Wednesday, January 20, 2010

Meeting Women

Dear FHA,

I am a single guy looking to meet for some companionship. There are thousands of women in this city but I can't seem to find one that is right for me. I know it's hard work, but what way can I go about finding someone that is right for me?

Sincerely,
Single and Poor



Dear SAP,

Finding a companion in life is one of the great adventures. Some may argue that the searching process is more important that everything that comes afterwards. I live in that camp and don't plan on taking my tent down anytime soon. Here are a few tricks I've managed to pick up during my time on the quest for the tender embrace of a woman.

1. Be Coy, Mysterious, and Shy
Nothing fuels a woman's interest like a seeming lack on your part. If you see a woman that you find attractive, make no effort to get her attention. Make sure to just sit and pretend you are comfortable in whatever situation you have subjected yourself to in hopes of meeting that woman. If it was ever meant to be she will approach you and begin a conversation that will last for hours on end without effort. Love is something that you will be given when the time is right. Like a fine wine, you just let it sit there in the dark aging until it is required by some rich socialite in need of a status play. Just keep your cool and make sure that the dark feelings of loneliness and defeat never surface in public. Attempting to start a conversation with a prospective lover will only end in financial expense, shame, and possibly a couple months of embrace that you could use as a learning experience down the road. Are we looking for love, or are we looking for education? Shut it and wait.

2. Stay in One Social Setting
Going to different activities and public places that serve as a mingling place for people you haven't talked to before is a terrible move. Faking your comfort in those situations will instantly point you out as the guy who is just there to get laid. The idea that any man would ever attempt to open his mind to new activities and cultures in hopes of finding a like-minded woman is absurd. Nobody does that, and if they say they do, they are lying or gay. Stick to the people you already have an established relationship with. Interacting with people that posses new and exciting views on life and the activities within it are frightening. If you are in a band, know you will only date another girl in a band.

3. Plan For the Worst
Too many times people jump into relationships with a fool hearty idea of what could happen. Be one of the smart ones that jumps in with a knowledge of what will happen. Odds are you will break-up eventually. Don't neglect that fact and throw yourself into a relationship completely. When you do that the break will come as a surprise and hurt ten-fold. I have never committed fully to anything, and because of this my last divorce was just an appointment in my life that I didn't know the exact date of. When you dive in without looking you become vulnerable to compromise, personal growth, and shared responsibility for making things work. Keep your distance from this and you can continue to have your life outside of that person, because honestly that will be what you have to get back to when she eventually leaves you.

4. Think About Everything
Every thing that happens has a meaning you haven't determined yet.

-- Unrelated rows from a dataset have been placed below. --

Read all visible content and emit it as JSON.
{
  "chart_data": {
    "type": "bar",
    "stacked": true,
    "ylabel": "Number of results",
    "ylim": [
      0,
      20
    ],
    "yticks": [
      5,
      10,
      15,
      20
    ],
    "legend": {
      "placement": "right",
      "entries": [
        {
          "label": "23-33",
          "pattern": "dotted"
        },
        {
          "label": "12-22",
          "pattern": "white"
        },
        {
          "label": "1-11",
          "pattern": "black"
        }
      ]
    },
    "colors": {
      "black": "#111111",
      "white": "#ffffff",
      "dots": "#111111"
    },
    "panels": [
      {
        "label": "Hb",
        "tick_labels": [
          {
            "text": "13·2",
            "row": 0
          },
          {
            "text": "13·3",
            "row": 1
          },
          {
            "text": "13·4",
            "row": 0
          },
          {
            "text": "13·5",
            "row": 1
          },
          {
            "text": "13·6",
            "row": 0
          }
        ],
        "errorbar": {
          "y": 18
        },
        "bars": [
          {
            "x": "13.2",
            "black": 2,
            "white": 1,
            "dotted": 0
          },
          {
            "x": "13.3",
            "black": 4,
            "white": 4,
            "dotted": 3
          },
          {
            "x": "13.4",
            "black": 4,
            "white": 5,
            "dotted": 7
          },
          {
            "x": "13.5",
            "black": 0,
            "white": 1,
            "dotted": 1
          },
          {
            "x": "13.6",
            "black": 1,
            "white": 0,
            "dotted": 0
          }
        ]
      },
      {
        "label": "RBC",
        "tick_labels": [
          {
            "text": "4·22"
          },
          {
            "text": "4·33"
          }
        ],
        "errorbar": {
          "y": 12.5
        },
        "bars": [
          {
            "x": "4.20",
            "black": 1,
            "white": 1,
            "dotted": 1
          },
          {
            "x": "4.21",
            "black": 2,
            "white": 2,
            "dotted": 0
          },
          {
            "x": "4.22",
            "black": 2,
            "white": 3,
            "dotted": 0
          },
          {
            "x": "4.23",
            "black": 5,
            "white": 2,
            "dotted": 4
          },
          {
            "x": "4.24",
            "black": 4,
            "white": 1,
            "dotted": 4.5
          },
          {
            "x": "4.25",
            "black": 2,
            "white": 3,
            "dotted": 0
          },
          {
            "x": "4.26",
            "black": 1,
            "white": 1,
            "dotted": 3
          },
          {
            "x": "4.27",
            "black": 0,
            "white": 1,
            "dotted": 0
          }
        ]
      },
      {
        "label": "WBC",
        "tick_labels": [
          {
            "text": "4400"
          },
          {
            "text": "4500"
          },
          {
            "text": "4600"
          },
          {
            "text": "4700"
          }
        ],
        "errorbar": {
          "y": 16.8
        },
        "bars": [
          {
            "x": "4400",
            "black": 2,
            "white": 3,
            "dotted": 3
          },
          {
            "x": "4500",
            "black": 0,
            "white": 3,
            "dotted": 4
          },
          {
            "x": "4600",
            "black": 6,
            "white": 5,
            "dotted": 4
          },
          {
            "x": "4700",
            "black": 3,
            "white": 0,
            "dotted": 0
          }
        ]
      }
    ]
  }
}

Unlike the female species who has been given the teacher's addition to relationships, we have to sit and labor over what everything "really means". Sure, she said she wants to see you tonight, but was that because she really wants to see you, or because this is the one night in the past week where you made plans to hang out with your friends at a bar, and by telling you she wants to see you, is she really telling you that she doesn't like your friends, or how much you drink, or the fact you don't like to watch The Bachelor and she is trying to get you to appreciate it more, which may lead to her trying to corner you into marriage, which is something you just aren't ready for at 27 and honestly have no idea when you will be in a situation to make that large of a commitment, not because you don't love her but because you haven't really established yourself in any sort of field that would allow you to financially care for another person.... or if this is the one time that she throws it out there as a control just to gauge what your reaction will be when she actually makes that play!! Fuck! Run!

For the most part, stay away from relationships. If you require companionship, rent it. I've never owned a house and feel completely at home in this studio apartment. Sure it smells bad and costs way too much for what I get, and in long run I'll just end up with memories of things I wanted to have, but for right now I feel safe. I hope this helps.